A retrospective study was conducted on clinical data from 401 patients with pathologically confirmed breast cancer. Ten machine learning algorithms-including Naïve Bayes, Random Forest, Logistic Regression, and Support Vector Machines-were implemented to construct predictive models. Model performance was assessed using standard metrics such as the area under the receiver operating characteristic curve (AUC). To enhance interpretability, SHapley Additive exPlanations (SHAP) were applied to determine feature importance and elucidate model predictions.

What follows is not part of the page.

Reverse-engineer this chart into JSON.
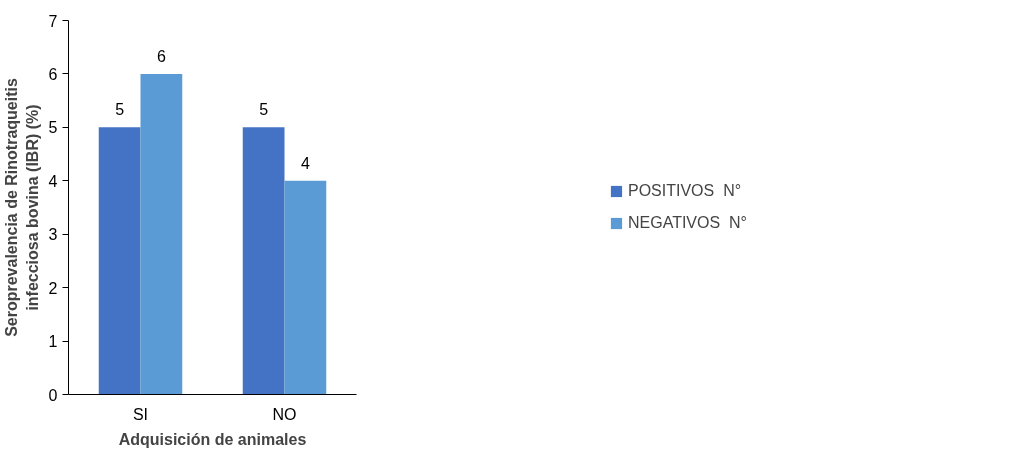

The most influential predictive features included lymph node parenchymal thickness, lymph node enlargement, and tumor width. Among all models, the Naive Bayes classifier demonstrated the highest performance. In the training cohort, the accuracy, precision, recall, and F1-score were 81.0%, 84.0%, 82.0%, and 82.0%, respectively. In the validation cohort, these values were 82.6%, 83.4%, 82.6%, and 82.0%. The AUCs for the training and validation cohorts were 0.880 and 0.902, respectively.
The Naïve Bayes model demonstrated robust performance and interpretability in predicting ALNM. As a non-invasive and explainable tool, it provides clinical value for risk stratification, accurate diagnosis, and the development of individualized treatment strategies.
开发可解释的机器学习模型,整合多模态成像和病理生物标志物,以预测乳腺癌患者的腋窝淋巴结转移(ALNM),并评估其临床效用。
对401例经病理证实的乳腺癌患者的临床资料进行回顾性研究。实施了包括朴素贝叶斯、随机森林、逻辑回归和支持向量机在内的10种机器学习算法来构建预测模型。使用标准指标如受试者操作特征曲线下面积(AUC)评估模型性能。为提高可解释性,应用SHapley加性解释(SHAP)来确定特征重要性并阐明模型预测。
最具影响力的预测特征包括淋巴结实质厚度、淋巴结肿大和肿瘤宽度。在所有模型中,朴素贝叶斯分类器表现出最高性能。在训练队列中,准确率、精确率、召回率和F1分数分别为81.0%、84.0%、82.0%和82.0%。在验证队列中,这些值分别为82.6%、83.4%、82.6%和82.0%。训练和验证队列的AUC分别为0.880和0.902。
朴素贝叶斯模型在预测ALNM方面表现出强大的性能和可解释性。作为一种非侵入性且可解释的工具,它为风险分层、准确诊断和个性化治疗策略的制定提供了临床价值。